If you are a homeowner then you know sooner or later you will have to fix something. It could be something small, like a new light bulb or faucets, but on the other hand, it could be something much bigger (more expensive) like a new roof, which can cost thousands! As a homeowner, you never know what is going to happen and it is always SMARTER to prepare ahead instead of dealing with it at the moment.

Home repairs can hit at any moment and there is generally no way to tell exactly what they will be. Repairs add up quickly, and having the money in the bank to pay for them can dramatically change how you treat your home and reduce your stress levels of the what-ifs.

#3 Technology Expenses

If you are anything like my husband then you’ve dropped your phone (or multiple….) and cracked the screen or completely demolished it. Another possibility is the dreaded laptop frying that happens when you spill water on it…(speaking from experience it will smoke…) and there’s really no way to come back from that. Some of your most relied upon devices can become unusable at a moment’s notice.

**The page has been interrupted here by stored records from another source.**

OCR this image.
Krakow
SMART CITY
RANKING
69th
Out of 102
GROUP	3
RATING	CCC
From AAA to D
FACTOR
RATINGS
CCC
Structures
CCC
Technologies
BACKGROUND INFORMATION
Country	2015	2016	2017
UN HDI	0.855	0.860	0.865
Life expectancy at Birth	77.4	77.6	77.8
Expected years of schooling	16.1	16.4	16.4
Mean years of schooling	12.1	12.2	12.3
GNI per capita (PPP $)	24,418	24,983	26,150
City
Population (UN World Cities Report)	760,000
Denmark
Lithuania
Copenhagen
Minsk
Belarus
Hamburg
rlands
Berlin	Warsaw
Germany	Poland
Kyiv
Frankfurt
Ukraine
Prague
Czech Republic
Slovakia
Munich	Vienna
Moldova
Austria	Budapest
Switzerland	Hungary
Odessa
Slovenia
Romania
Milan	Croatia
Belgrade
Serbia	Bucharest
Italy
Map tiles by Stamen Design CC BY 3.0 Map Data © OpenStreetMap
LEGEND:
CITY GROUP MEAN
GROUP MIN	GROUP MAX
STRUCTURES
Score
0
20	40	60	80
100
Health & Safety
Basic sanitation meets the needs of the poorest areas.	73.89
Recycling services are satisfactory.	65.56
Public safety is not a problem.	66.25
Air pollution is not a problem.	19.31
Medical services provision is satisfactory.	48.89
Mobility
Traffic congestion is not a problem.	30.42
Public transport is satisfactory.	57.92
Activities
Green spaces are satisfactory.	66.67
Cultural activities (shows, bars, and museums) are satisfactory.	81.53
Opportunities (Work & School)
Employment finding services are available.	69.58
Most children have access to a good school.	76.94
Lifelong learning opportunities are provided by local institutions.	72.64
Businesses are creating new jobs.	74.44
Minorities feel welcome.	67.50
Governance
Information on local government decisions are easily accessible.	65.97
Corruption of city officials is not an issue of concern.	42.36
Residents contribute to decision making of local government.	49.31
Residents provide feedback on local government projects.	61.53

Putting a $1,000 phone or $2,000 laptop on a credit card is not a smart option, but when you need your lifelines what is the other option? Sometimes it is just the only option.

This is why technology sinking funds are SOOOO important! A technology sinking fund could replace your security cameras, an Apple Watch,  headphones, laptops, cell phones, etc.

#4 Travel Expenses

Travel can mean fun travel or the not so fun mandatory unexpected travel. Of course, lots of people set up travel funds for an annual family vacation to relax and enjoy. But, the actual travel sinking fund you should be prepared for is funeral/sickness/emergencies. This may sound super probed and depressing to even consider thinking about, however, when tragedy strikes you won’t have to think twice or stress about funds.

The harsh reality is we never know when a family member may pass away or become sick. Often times these circumstances occur at a moment’s notice, and you may need to travel across the country or maybe even across the world to attend the funeral and to support and take care of your family.

If you’ve ever flown then you know how pricy a plane ticket can be, when you don’t have the time to shop around for deals. It is a great idea to have at the very least $1500 saved up for circumstances such as these, that last thing you need to be stressed about I money when you have to get to your family.

#5 Car Repairs/Maintenance

Choosing to own a car can mean paying to throw your money at a box of metal on wheels. I think it is pretty universal that car repairs SUCK.

If you plan on owning a car in the future or currently own a car planning for repairs is a no brainer! You will need those funds eventually. It is one of those expenses that is non-negotiable.

Now, what can you spend your car funds on…some examples include your yearly registration, tickets, floor mats, oil changes, and any repairs that occur. You can pretty well spend these funds on anything that involves your car.

Sinking Fund Example

Let me walk you through a quick possible scenario to show exactly how sinking funds work.

Sarah is a young single woman and knows she is going to need new tires in about a year for her car. She has done the research for the ones she wants and got a quote for $800. Let’s just say she is really on the ball and great planner so she allows herself 12 months to save for new tires instead of putting in on her credit card and carrying a balance.

If she starts saving now it would be $67 dollars a month now instead of $800 all at once.

When you think of making a big purchase like new tires as saving per month it can make affording your needs much less stressful.